In the end she could not live alone. I was 26 years old and living in Kansas City. Working in not-for-profit, I did not have the means to care for her myself. Healthy, I abhorred her; sick she terrified me. Sharon took her to her home in Savannah to care for her while she died. We found a home for her dogs and cleaned out the refrigerator and locked the door.
I was with my mother when she died in Sharon’s house. We had been taking turns keeping watch and Sharon had to wake me for the end. She was in Sharon’s eldest daughter’s room, a woman my age at the time not long gone from her childhood home, and I can still see her high school paraphernalia on the shelves that I committed to memory while I sat, too weary to read, while I waited. It’s not difficult to be with someone when they die. It seems it should be, but it isn’t. My only regret was that I hung back. I should have been nearer. Closer.
When I called to tell Mr. Blandings that she was gone, his receptionist chirped back, “He’s in a meeting.” “I understand he’s in a meeting; I need to talk to him.” “He really can’t be disturbed.” For some reason I was sick at the thought of telling this woman that my mother had died – my mother had died just five minutes ago – before I told my fiancé. I told her it was an emergency and to have him call me right away.
We arranged to have the body flown back from Savannah so she could be buried in Tulsa with her parents and her brother. Sharon and her daughter were at my house when I arrived. “We thought you could sleep in your mother’s room,” said my peer as I carried my bag up the stairs. I paused at the landing in confusion, overwhelmed with emotional vertigo. Then I realized that I had relinquished any authority, any ownership, when I had abandoned my responsibility for her care. This had not been my home for a long time.
Planning a funeral is an interesting and surreal chore. It really could not come at a worse time. When we went to the church the priest who had been there for many years, a friend of my mother’s, was still in charge. My grade school was associated with our church and I attended Mass there at least twice a week, and sometimes more, under the direction of this man.
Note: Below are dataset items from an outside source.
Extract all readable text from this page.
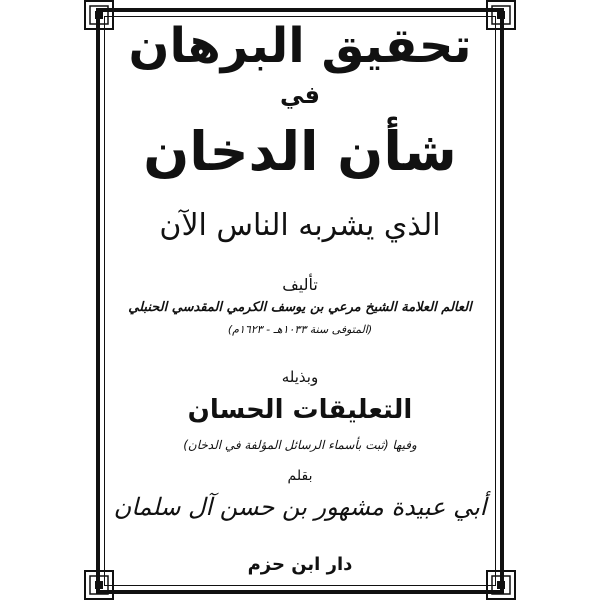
تحقيق البرهان
في
شأن الدخان
الذي يشربه الناس الآن
تأليف
العالم العلامة الشيخ مرعي بن يوسف الكرمي المقدسي الحنبلي
(المتوفى سنة ١٠٣٣هـ - ١٦٢٣م)
وبذيله
التعليقات الحسان
وفيها (ثبت بأسماء الرسائل المؤلفة في الدخان)
بقلم
أبي عبيدة مشهور بن حسن آل سلمان
دار ابن حزم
He met with me in the conference room of the church offices. “In the Catholic Church,” he instructed, “we generally have a reading from the Old Testament, the New Testament and then a Gospel reading. Then I will give a homily.” There to pick readings and hymns for my mother’s funeral he took the opportunity to offer his disdain.
After the funeral, the house was filled with people. People who had known her her whole life. People who had lost touch, who had not known she was sick. People she had alienated with her erratic behavior. People who said I looked just like her. And the next day they were gone and I was still there with Sharon.
When my mother died, I felt untethered, a little looser in the world, like being in a car without a seatbelt. My mother had been a poor safety net; in fact, she was the thing from which I felt I needed the most protection. Still, once she was gone her absence was palpable. As it turned out I didn’t really want her to be gone; I wanted her to be better. Sharon, her friend, now my friend, had done a heroic thing. Unselfish and noble it was something that I could not manage myself, which might have had less to do with age or location or finances than I cared to admit.
Sharon stayed to help me close up the house. There were things I wanted, and things I did not. My sister took nearly nothing. But it was awkward to leave things behind. “Someone should want these things. These are the things of her life.” But as we sat in the downstairs-smaller-than-my-kitchen I knew that I did not want them and that I did not want to be reminded of her life or mine in that house.